Estará de acuerdo conmigo, mi estimado lector, que no hay peor infortunio para un macho de la especie que usted quiera y mande que renunciar a liberar el semen de su cuerpo. No coito, no masturbación, no nada de nada. Seguramente está pensando lo mismo que yo, es simple y sencillamente imposible. No es de extrañar entonces que por décadas, y me atrevería a decir que incluso desde el inicio de la iglesia como institución, el abuso sexual por parte de sacerdotes hacia monaguillos, monjas, y cuanto ser vivo se les atraviese sea una práctica de lo más común. Está de más decir que repudio absolutamente este tipo de conducta, pero hasta cierto punto se me hace lógico. Ya lo dice el viejo refrán: A mayor prohibición mayor perversión.

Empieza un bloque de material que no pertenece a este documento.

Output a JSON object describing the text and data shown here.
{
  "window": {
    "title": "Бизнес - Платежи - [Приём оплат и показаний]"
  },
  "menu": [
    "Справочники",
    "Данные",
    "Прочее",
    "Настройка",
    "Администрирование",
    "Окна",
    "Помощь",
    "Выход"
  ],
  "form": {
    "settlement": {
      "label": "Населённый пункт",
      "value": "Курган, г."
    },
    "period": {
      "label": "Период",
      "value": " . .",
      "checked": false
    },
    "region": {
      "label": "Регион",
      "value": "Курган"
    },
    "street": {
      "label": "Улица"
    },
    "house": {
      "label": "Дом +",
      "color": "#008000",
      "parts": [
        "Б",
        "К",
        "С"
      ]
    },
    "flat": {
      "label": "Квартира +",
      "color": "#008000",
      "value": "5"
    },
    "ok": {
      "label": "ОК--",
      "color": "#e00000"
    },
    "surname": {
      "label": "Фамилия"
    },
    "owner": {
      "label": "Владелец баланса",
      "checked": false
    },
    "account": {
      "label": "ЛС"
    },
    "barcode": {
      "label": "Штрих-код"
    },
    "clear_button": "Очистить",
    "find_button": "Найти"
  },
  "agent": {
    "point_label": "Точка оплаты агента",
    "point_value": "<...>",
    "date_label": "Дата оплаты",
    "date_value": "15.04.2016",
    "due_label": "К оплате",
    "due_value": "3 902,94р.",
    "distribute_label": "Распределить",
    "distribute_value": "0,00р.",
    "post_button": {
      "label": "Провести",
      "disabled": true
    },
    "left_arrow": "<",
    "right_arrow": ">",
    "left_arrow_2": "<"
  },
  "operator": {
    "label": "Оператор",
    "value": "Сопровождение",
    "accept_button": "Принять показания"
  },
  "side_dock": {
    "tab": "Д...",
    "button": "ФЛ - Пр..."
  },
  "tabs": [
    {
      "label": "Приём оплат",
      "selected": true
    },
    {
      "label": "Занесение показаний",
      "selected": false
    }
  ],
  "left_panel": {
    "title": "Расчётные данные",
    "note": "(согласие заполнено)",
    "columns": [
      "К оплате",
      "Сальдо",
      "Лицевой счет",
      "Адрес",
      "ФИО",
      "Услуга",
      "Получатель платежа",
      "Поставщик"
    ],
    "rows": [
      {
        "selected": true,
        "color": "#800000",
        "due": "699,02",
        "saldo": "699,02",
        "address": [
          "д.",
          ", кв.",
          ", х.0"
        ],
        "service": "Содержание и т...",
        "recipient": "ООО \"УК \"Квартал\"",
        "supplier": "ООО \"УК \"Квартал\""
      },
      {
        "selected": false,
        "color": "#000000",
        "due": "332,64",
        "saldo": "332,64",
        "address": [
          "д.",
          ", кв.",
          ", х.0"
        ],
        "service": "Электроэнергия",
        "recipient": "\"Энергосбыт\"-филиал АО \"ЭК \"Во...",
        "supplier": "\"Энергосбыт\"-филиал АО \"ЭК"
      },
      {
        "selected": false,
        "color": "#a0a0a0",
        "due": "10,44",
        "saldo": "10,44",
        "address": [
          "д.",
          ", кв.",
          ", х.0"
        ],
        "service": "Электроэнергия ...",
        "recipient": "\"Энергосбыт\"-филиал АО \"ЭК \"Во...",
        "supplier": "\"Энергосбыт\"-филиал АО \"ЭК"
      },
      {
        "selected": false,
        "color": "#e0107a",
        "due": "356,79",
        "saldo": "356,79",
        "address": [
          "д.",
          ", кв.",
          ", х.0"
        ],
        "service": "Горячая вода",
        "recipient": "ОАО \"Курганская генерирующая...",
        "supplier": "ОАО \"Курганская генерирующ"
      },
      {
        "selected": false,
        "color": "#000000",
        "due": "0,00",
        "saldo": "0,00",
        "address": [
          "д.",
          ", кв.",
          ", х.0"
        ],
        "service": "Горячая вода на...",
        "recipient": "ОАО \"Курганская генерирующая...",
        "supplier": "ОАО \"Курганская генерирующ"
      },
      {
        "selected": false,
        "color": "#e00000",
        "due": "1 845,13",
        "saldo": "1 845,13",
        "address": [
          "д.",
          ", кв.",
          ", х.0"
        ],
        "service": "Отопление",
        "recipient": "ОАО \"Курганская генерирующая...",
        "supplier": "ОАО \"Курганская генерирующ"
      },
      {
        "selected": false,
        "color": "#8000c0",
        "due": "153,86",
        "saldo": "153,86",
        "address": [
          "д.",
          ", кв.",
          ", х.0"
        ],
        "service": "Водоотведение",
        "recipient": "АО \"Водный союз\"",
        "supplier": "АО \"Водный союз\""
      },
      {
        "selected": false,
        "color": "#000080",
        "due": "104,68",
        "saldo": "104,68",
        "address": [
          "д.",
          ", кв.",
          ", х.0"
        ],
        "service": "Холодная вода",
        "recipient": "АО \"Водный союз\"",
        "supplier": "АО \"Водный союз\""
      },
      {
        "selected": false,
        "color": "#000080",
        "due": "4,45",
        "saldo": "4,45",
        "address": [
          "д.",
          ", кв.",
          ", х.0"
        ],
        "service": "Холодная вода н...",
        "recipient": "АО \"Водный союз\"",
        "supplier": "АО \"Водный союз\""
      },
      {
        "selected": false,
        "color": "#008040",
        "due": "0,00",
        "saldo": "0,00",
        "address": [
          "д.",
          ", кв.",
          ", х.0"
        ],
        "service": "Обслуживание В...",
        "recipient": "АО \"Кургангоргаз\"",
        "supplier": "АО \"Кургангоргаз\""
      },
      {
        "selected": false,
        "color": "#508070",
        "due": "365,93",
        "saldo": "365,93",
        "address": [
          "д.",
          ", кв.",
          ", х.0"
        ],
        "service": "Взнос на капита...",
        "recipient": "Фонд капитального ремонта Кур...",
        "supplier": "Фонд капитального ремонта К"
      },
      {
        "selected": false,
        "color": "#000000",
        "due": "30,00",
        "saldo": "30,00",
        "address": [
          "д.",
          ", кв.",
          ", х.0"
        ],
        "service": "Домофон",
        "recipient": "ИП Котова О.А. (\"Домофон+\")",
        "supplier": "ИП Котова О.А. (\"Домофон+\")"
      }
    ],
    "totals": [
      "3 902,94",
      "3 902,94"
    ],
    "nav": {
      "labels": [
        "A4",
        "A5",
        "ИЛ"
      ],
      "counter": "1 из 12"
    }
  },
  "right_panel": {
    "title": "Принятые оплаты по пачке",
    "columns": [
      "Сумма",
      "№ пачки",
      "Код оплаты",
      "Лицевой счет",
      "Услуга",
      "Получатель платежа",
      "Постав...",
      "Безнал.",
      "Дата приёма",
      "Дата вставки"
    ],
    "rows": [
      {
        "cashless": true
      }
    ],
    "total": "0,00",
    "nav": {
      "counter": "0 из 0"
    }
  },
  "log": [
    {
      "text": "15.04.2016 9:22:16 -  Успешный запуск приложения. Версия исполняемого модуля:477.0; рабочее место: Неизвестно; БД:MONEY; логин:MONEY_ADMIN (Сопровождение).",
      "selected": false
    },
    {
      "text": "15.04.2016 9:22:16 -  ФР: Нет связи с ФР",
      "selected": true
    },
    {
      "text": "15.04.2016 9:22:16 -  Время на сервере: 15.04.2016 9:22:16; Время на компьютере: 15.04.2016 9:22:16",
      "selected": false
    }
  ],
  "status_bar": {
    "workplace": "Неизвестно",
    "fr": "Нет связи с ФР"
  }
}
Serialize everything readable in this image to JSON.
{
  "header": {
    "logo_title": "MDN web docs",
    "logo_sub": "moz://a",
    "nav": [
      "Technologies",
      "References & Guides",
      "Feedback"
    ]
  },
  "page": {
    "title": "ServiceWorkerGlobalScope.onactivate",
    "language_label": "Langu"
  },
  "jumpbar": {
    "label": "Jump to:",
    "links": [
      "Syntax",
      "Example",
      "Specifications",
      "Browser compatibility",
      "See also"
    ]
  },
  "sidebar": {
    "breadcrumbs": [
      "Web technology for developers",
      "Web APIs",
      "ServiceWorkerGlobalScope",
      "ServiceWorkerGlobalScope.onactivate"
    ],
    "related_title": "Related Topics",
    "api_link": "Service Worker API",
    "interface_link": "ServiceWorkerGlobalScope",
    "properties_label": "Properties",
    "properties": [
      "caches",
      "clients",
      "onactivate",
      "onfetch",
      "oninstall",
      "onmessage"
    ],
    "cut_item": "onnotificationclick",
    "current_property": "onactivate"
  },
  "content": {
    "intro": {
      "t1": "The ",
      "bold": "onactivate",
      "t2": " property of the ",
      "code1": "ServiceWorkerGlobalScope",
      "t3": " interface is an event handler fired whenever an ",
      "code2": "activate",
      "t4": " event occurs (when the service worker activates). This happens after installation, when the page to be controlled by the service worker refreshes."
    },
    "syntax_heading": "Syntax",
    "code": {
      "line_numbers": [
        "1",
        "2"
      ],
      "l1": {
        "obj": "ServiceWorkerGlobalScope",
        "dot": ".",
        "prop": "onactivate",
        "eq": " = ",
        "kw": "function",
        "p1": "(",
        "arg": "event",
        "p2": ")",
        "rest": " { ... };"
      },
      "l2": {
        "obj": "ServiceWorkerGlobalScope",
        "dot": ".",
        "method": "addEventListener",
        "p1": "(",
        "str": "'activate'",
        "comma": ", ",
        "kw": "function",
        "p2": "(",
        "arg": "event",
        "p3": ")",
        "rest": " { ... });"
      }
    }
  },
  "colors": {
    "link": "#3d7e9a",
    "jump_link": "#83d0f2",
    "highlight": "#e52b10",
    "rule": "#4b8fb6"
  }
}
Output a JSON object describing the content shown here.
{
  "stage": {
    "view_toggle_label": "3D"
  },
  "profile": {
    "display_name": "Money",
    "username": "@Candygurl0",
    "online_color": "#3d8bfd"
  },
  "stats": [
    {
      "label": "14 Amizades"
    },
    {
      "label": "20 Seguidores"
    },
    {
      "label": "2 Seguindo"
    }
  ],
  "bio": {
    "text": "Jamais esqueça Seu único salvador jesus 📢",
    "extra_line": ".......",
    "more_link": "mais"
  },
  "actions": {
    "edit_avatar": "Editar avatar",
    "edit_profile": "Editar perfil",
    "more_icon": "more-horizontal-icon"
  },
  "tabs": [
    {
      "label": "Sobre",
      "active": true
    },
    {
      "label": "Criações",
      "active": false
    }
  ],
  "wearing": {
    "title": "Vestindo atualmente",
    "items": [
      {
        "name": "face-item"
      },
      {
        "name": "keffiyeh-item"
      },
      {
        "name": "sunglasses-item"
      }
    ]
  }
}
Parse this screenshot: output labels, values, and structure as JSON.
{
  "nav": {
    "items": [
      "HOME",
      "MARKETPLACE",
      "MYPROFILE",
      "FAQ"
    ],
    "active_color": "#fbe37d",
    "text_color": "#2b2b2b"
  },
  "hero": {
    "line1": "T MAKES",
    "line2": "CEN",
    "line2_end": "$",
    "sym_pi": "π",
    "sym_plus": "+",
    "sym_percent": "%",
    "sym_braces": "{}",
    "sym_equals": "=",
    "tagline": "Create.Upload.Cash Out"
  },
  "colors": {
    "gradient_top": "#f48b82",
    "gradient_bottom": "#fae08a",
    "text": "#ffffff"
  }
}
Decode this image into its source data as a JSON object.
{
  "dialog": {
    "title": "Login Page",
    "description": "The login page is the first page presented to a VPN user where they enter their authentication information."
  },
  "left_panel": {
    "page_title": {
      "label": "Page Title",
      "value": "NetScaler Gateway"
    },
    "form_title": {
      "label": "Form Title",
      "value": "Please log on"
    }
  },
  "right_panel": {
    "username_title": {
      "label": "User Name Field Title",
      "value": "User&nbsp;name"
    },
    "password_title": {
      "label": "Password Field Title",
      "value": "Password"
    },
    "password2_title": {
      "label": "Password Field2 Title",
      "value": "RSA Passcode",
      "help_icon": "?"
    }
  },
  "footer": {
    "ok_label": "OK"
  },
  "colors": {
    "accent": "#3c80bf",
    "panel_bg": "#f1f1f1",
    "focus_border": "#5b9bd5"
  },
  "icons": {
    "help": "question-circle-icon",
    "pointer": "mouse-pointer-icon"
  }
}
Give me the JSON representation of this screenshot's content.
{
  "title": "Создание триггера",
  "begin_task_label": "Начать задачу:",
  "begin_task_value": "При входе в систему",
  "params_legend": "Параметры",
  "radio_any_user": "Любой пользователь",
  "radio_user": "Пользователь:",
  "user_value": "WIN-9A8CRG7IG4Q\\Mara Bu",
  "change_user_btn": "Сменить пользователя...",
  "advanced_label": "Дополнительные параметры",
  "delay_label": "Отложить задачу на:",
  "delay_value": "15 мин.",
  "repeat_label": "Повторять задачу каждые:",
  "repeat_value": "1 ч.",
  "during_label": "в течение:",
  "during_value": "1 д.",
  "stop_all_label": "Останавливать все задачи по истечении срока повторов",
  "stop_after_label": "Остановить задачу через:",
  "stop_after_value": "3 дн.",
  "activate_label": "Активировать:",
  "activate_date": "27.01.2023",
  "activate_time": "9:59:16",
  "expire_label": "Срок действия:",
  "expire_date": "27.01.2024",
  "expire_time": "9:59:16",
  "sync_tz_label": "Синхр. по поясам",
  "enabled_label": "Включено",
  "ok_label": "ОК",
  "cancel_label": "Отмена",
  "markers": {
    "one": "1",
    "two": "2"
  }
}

Es así de sencillo, no puedo más que sentir lástima al ver la represión a la que los sacerdotes son sometidos para ser validados como elementos dignos de pertenecer a la iglesia. Se trata entonces de un asunto de sentido común, dejar a un niño al cuidado de un sacerdote es dejar al pequeño ratón encerrado en la jaula del gato gordo y hambriento, es darle la llave de su casa al más infame de los ladrones, es dejar a solas a un alcohólico en una cantina. Es una tristeza ver cómo estos hombres, en su afán de acercarse a Dios son víctimas de una imposición antinatural que hace que se les enreden los pies con una soga y más que acercarlos a la espiritualidad termina alejándolos de ella. Resulta igual de triste que aquél pobre hombre que sufre de obesidad, y al intentar desesperadamente perder peso es víctima de las dietas milagrosas que, en lugar de ayudarle lo dejan doblemente obeso a causa del rebote.

Ahora que sin pelos en la lengua entendemos que estos pobres hombres de fe están condenados a la tortura de las «blue balls» eternas, ahora que entendemos que el deseo sexual de estos infortunados es una bomba de tiempo, una auténtica olla express. Ahora que nos encontramos en tiempos de búsqueda de pertenencia en los que los retos en Internet determinan muchos de los comportamientos de la sociedad hambrienta de encajar en determinados grupos, ahora, justo ahora me atrevo a preguntarle: ¿Le entraría usted al #ConfíaleUnHijoAlSacerdoteChallenge?